Tom Waits, na primeira audição de Rain Dogs, me trouxe de volta essas sonoridades, e me agasalhou quentinho o coração com aquela surpreendente voz de um Louis Armstrong redneck.

Tinha guitarra? Tinha sim senhor. Um tal de Marc Ribot que, sabiamente, em vez de tentar emular a ululação lancinante de um Clapton ou um Jimmy Page, ficava pontilhando umas notinhas dissonantes, secas, cristalinas. Uns solos-de-acompanhamento iguaizinhos um bordado feito no camarim por uma cantora meio doidona cujos pontos acompanham a linha riscada sem nunca se cravar em cima dela mas sem perder-lhe o rumo.

Rain Dogs tem uma porção de ritmos que eu mal e mal reconheço – diria até que tem polca, tem mazurca, tem valsa? Tem rock?

Algumas canções são desabafos truculentos, canção de marinheiro esbravejante, como “Cemetery Polka”, “Singapore”, “Rain Dogs”. Outras são semiboleros à luz-negra no Recife Velho, como “Jockey Full of Bourbon”, pra balançar os quadris, ou “Hang Down Your Head”, pra fungar agarradinho. Ou então uma marcha fúnebre em dia de chuva para um garimpeiro de Serra Pelada, como “Diamonds & Gold”.

Sim, tem uma seresta feita por um violonista e um sanfoneiro ao pé de uma escada-de-incêndio numa madrugada num beco onde ninguém escuta, como “Time”. Tem um monólogo noturno de Philip Marlowe, fumando à janela do escritório enquanto espera o telefone tocar (“9th & Hennepin”).

É uma poética suja de sarjeta, com olho para tipos sociais captados com um nome-de-guerra e dois traços meio caricaturais, como nos versos de Aldir Blanc ou Itamar Assumpção. Imagens que seriam surrealismo puro se não evocassem de cara os quadrinhos urbanos-FC de Alan Moore ou Warren Ellis. Waits é um poeta que bebeu tanto quanto Dylan nas fontes brechtianas da decadência metropolitana, não a decadência dândi dos granfinos que cruzam a madrugada em busca de sensações novas, mas a dos boêmios de bolso furado para quem a madrugada é um globo-da-morte onde basta estar ligado e seguir o fluxo, e tudo vai dar certo.

E voltando àquele capítulo inicial: na época acabamos formando (Lenine, Lula Queiroga, Ivan Santos e eu) uma banda conceitual intitulada “Wolf Gang” – pouco tempo antes, Amadeus de Milos Forman tinha sido o grande sucesso no cinema, e todo mundo danou-se a escutar Mozart.

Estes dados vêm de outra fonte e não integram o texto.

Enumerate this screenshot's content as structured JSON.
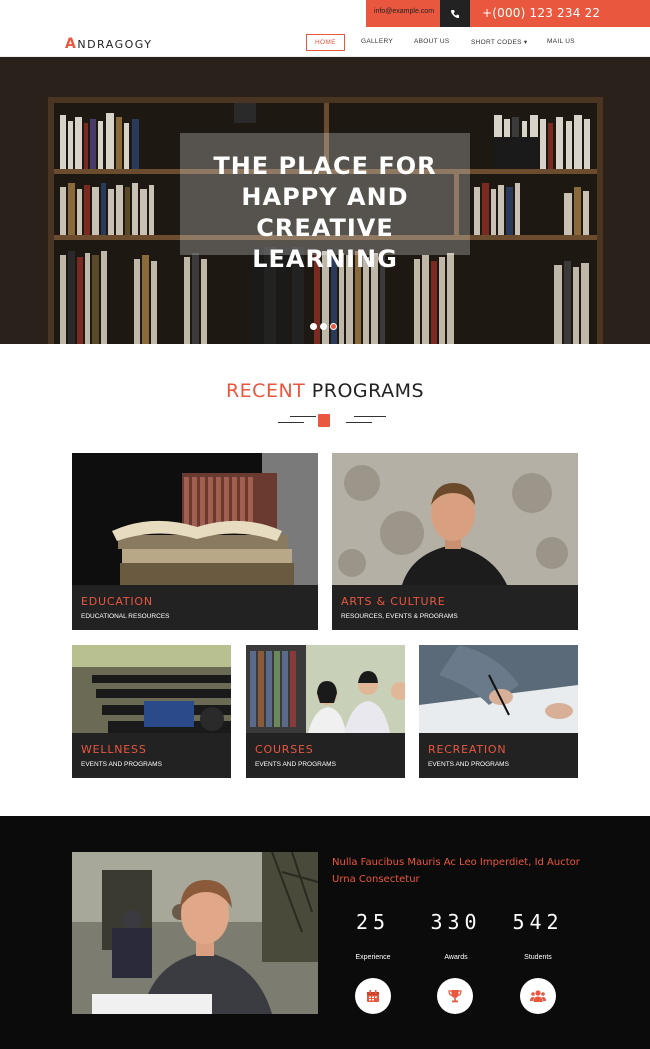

Passamos meses ensaiando, nunca subimos num palco (falei que era uma banda conceitual), mas meia dúzia de músicas foram compostas, entre elas “Mais Além” (gravada depois por Lenine, além de Ney Matogrosso e Rhana). Que de início pretendia ser um plágio de “Clap Hands” de Waits, mas depois, como todo rock, acabou encontrando um caminho próprio. Pra vocês verem as coisas como são.